University of Missouri–St. Louis
Stephanie Van Stee is an Assistant Professor in the Department of Communication at UMSL. She earned her B.A. at Hope College and a Ph.D. at the University of Kentucky in communication. She also worked as a postdoctoral research associate at the University of Kentucky for one year before coming to UMSL.
Her research interests focus on persuasive health messages. In particular, she is interested in message design for campaigns and interventions, with a specific focus on health messages targeted to populations who experience substantial health disparities. She has worked on many research projects, some of which have focused on smoking prevention, condom use, and mental health.

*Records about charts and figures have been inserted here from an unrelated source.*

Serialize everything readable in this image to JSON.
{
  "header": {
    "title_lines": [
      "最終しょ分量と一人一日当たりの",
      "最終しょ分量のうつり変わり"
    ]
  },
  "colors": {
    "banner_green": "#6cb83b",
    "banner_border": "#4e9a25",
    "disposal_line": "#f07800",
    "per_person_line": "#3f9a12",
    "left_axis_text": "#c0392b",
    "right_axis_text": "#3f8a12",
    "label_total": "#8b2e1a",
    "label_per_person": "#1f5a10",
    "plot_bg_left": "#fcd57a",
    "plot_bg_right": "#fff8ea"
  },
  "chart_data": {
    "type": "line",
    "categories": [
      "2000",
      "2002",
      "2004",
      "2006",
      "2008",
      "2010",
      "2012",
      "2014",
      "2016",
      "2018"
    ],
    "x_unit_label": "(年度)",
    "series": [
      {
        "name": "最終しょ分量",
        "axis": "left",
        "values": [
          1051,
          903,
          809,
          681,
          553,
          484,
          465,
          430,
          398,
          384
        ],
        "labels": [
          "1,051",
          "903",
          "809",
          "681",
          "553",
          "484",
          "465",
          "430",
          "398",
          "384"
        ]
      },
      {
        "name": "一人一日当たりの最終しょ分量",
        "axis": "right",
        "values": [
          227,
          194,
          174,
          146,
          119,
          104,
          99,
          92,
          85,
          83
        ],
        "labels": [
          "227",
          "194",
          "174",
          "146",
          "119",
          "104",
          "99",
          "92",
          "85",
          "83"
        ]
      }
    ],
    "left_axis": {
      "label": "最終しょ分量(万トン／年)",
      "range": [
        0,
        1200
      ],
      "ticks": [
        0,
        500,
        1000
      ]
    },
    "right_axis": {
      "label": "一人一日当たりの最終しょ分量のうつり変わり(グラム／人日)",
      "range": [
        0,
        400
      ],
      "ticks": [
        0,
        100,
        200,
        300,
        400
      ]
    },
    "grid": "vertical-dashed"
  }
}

Dr. Van Stee teaches courses in interpersonal communication, research methods, and health communication at the undergraduate level. She will also teach courses at the graduate level in future semesters. Most of her classes are taught face-to-face, but she has also taught interpersonal communication in a four-week summer session; the course was developed through her participation in the Center for Teaching and Learning’s Online in Nine Program for online course development.
What Went Wrong and What Can We Learn?:Understanding the System-wide Impact of the University of Missouri Crisis
Co-Presenter: Jason Martin, Ph.D., Assistant Professor, University of Missouri-Kansas City
During the fall of 2015, several racially charged incidents created a crisis situation at the University of Missouri-Columbia, which is the University of Missouri System’s flagship campus.
Throughout this crisis, it was not only the responses from University of Missouri and Missouri System leaders that became problematic but also their lack of response and delayed action. The racist activity was isolated to the Columbia campus yet the impact was felt system-wide and culminated with the resignations of System President Tim Wolfe and University Chancellor R. Bowen Loftin. This presentation examines the role of leadership—or lack thereof—throughout this situation and utilizes various texts (e.g., speeches, newspaper coverage, press releases) that emerged during the crisis. Its objectives include:
(1) explaining the crisis and various strategies used throughout;
(2) identifying problematic responses and missed opportunities; and
(3) providing insight on what organizations can learn from how the UM System responded.